In the same effort to clean off the top of my desk that produced another odd piece from The Lutheran, I encountered this advice from a January 2010 advice column featured therein.  The question was a familiar one.  My family hasn't been to church in many years, but we are starting to come back. During worship, my two teenagers take communion.  They've been baptized but never had an official first communion class.  Are they breaking the rules?

The Lutheran Mom who advises began by welcoming them back.  Nice touch.  But things went down hill from there.  There is no better way to celebrating your family's return to church than by sharing the bread and wine of communion within a community of faith.  Oops.  In other words, sure, y'all come.  Its all good.  It don't matter.  No big deal.  But it is.

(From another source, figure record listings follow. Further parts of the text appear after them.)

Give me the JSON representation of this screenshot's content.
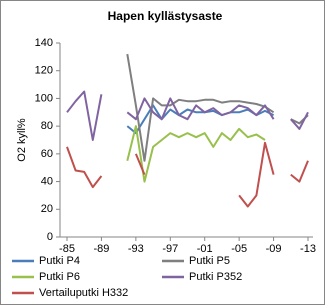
{
  "chart_data": {
    "type": "line",
    "title": "Hapen kyllästysaste",
    "y_label": "O2 kyll%",
    "x": [
      1985,
      1986,
      1987,
      1988,
      1989,
      1990,
      1991,
      1992,
      1993,
      1994,
      1995,
      1996,
      1997,
      1998,
      1999,
      2000,
      2001,
      2002,
      2003,
      2004,
      2005,
      2006,
      2007,
      2008,
      2009,
      2010,
      2011,
      2012,
      2013
    ],
    "xlim": [
      1985,
      2013
    ],
    "xticks": [
      {
        "value": 1985,
        "label": "-85"
      },
      {
        "value": 1989,
        "label": "-89"
      },
      {
        "value": 1993,
        "label": "-93"
      },
      {
        "value": 1997,
        "label": "-97"
      },
      {
        "value": 2001,
        "label": "-01"
      },
      {
        "value": 2005,
        "label": "-05"
      },
      {
        "value": 2009,
        "label": "-09"
      },
      {
        "value": 2013,
        "label": "-13"
      }
    ],
    "ylim": [
      0,
      140
    ],
    "yticks": [
      0,
      20,
      40,
      60,
      80,
      100,
      120,
      140
    ],
    "series": [
      {
        "name": "Putki P4",
        "color": "#4a7ebb",
        "values": [
          null,
          null,
          null,
          null,
          null,
          null,
          null,
          80,
          75,
          85,
          95,
          85,
          92,
          88,
          92,
          90,
          90,
          91,
          88,
          90,
          90,
          92,
          88,
          91,
          88,
          null,
          null,
          null,
          null
        ]
      },
      {
        "name": "Putki P5",
        "color": "#7f7f7f",
        "values": [
          null,
          null,
          null,
          null,
          null,
          null,
          null,
          132,
          95,
          55,
          100,
          95,
          95,
          99,
          98,
          98,
          99,
          99,
          97,
          98,
          98,
          97,
          96,
          94,
          90,
          null,
          85,
          82,
          88
        ]
      },
      {
        "name": "Putki P6",
        "color": "#98c04c",
        "values": [
          null,
          null,
          null,
          null,
          null,
          null,
          null,
          55,
          80,
          40,
          65,
          70,
          75,
          72,
          75,
          72,
          75,
          65,
          75,
          70,
          78,
          72,
          74,
          70,
          null,
          null,
          null,
          null,
          null
        ]
      },
      {
        "name": "Putki P352",
        "color": "#8064a2",
        "values": [
          90,
          98,
          105,
          70,
          103,
          null,
          null,
          90,
          85,
          100,
          90,
          85,
          100,
          88,
          85,
          95,
          90,
          93,
          88,
          90,
          95,
          93,
          88,
          95,
          85,
          null,
          85,
          78,
          90
        ]
      },
      {
        "name": "Vertailuputki H332",
        "color": "#c0504d",
        "values": [
          65,
          48,
          47,
          36,
          44,
          null,
          null,
          null,
          60,
          45,
          null,
          null,
          null,
          null,
          null,
          null,
          null,
          null,
          null,
          null,
          30,
          22,
          30,
          68,
          45,
          null,
          45,
          40,
          55
        ]
      }
    ]
  }
}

Apparently the teens had not been instructed in any way -- not a first communion class nor catechism.  So did they had a clue what they were taking?  The liturgy informs but were these teens coming as believers desiring the gifts of God or were they following everyone else getting up and heading to the altar?  Wouldn't it be better to advise the parent to talk to them first (before communing at all) about what the Sacrament is (got a catechism anybody), what the teens understood on their own, and where they might connect back into the larger issue of catechesis (either youth catechism class or new member class)? 

The answer talked about no blanket rule about how old or how educated the communicant must be to receive the Sacrament in the ELCA.  That is accurate.  There are infants being communed regularly in the ELCA and there are parishes in which confirmation is the expected precursor to admittance to the Table of the Lord.  There is the suggestion about talking to the pastor about it.  This is all well and good but it all sits within a context that suggests no big deal about communion.  I especially noted that they were welcomed back by sharing the bread and wine and not once in the answer was there a reference to the Body and Blood of our Lord Jesus in, with, and under that bread and cup.

Again, the issue here is what this official journal is teaching both about what is happening in ELCA congregations and what should be happening.  It is wonderful that a lapsed family is back but no one is taking this serious enough to suggest that the two teens are in fact unchurched.  If we love them enough to welcome them back, can't we love them enough to talk about receiving the Body and Blood of Christ with faith so that they benefit from this Holy Communion as God intended and Scripture expects?  The advice given was not bad but it was wholly inadequate.  Worse, it shrugged off this important issue as if it were merely a matter of a few words from mom or dad or the pastor.  Lutherans confess that to receive the Sacrament for your benefit requires faith and specifically faith in the words "given and shed for you for the forgiveness of sins."  Our confessions insist that worthy communicants are those who have been examined and absolved.  We do these teens a disservice by failing to honor them with the full measure both of what is given by God and what receives His gifts.

It is sort of like telling the sexually active teen that it is time to talk about the birds and the bees.  Too little, too late.  Yes, have the conversation and better late than never but the conversation should have been had a long time before.  Parents who will be admitting their children to the Sacrament (as the advice column suggests) need to be equipped with the tools to prepare those children or else the whole thing becomes somewhat trivial and meaningless.